Taylor Hackford took 15 years to make Ray, and it was worth the wait. Hackford waited long enough for Jamie Foxx to audition to play Ray Charles. When Hackford found out Jamie was the music director at his church and had played the piano since he was three, Hackford said, "Oh my God!" It was too perfect. And "perfect" is the word that comes to mind when you watch Jamie Foxx play Ray Charles.

Ray Charles himself trained Jamie how to play his songs with soul. Jamie worked hard to learn this style, and his hard work was rewarded: Ray gave Jamie, and the film, his blessing. Ray Charles died in 2004, the year the film was released.

There's a lot to praise about this film. What I really liked, however, was the portrayal of several storylines that illuminate truths of invisible universe. Truths like
1. Heroin will cripple you. When Ray first started using heroin, he owned heroin. After only a short time, though, heroin owned him. The film's portrayal of Ray's withdrawal from heroin is particularly well directed.
2. Adultery has consequences. Ray's marriage to his beloved Bee (played by Kerry Washington) was damaged and the intimacy weakened because of Ray's affairs with other women.
3. Christians can come off as very judgmental. The film portrays an incident from Ray's career when two bible-thumping Christians, presumably a husband and a wife, storm one of his concerts. They accuse him of corrupting the Lord's music (gospel music) with sexual lyrics and demand that he stop playing. When they've finished, Ray asked the crowd to say "Amen" if they want him to keep playing. The crowd resounds, "Amen!"
4. Redemption is not only possible, it is the way God works in this fallen world. Although his mother warned him not to let his blindness make him into a perpetual victim ("a cripple," his mother calls it), Ray had become a cripple in another way. But, at the end of the film, God finally gives Ray light--the light that Ray has been asking God for since God let him go blind at the age of nine--with a vision of his deceased mother. In this vision, Ray has his sight back (a symbolic detail not to be missed); and in it, Ray's mother helps him see how his heroin addiction has crippled him. Ray promises her he won't be crippled by heroin anymore--this is the turning point that leads Ray to check into St. Matthew's rehabilitation center. And though the process is brutal, Ray becomes free from that cruel slavemaster, heroin. Ray lived in this freedom for the rest of his life.

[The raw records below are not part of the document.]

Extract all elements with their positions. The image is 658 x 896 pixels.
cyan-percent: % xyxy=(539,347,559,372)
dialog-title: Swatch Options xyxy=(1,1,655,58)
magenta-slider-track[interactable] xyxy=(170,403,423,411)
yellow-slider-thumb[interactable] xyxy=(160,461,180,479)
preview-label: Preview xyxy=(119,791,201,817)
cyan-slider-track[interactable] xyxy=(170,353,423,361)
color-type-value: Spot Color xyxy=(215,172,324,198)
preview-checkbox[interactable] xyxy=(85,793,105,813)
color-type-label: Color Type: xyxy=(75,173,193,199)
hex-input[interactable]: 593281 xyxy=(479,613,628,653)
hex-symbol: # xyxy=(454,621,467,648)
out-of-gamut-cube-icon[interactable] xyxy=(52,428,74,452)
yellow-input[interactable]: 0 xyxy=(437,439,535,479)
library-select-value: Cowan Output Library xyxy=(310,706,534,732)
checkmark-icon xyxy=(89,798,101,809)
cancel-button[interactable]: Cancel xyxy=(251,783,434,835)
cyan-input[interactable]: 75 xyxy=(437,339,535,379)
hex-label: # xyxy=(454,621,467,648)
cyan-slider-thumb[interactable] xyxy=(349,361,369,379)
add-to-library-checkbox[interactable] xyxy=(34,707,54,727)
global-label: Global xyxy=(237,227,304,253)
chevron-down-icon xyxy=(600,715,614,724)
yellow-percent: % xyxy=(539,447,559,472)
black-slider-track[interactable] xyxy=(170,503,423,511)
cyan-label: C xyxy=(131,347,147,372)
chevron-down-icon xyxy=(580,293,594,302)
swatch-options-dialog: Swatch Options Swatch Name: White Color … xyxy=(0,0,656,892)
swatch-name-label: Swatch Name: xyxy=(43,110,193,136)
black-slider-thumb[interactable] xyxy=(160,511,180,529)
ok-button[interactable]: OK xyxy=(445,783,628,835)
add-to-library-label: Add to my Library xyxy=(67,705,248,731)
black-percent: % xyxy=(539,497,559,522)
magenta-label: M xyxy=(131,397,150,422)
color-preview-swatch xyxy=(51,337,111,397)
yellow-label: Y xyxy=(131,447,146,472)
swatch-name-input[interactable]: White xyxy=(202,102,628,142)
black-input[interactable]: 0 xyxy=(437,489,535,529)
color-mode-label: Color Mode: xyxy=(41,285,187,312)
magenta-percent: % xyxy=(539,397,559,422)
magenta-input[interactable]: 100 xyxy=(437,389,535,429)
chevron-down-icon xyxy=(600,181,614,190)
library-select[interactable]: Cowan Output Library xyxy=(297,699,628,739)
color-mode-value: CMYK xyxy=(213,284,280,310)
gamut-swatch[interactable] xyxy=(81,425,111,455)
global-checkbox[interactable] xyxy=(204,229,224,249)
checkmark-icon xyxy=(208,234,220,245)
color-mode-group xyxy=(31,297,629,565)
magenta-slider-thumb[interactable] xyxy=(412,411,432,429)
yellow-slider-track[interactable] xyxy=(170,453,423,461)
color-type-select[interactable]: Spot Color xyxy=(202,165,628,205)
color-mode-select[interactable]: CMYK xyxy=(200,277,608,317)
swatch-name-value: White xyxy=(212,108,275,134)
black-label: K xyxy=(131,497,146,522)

There are many other plotlines in this movie that, upon analysis, reveal life truths and lessons. For example, Ray's betrayal of his faithful friend Jeff Brown, and Jeff's consequential betrayal of Ray; Ray's amazing chutzpah that enables his rise to stardom, including helping him negotiate a better record deal than Sinatra's; and Ray's courage to admit to a young man protesting one of Ray's segregated concerts in Georgia, "You're right," which leads Ray to call off the concert. The Georgia protest is a storyline in itself with a redemptive finish in the Georgia congress.

I loved Ray. Even more, I love Ray Charles after watching this film! His story will continue to inspire for generations to come.

Of the films reviewed so far, what is your favorite?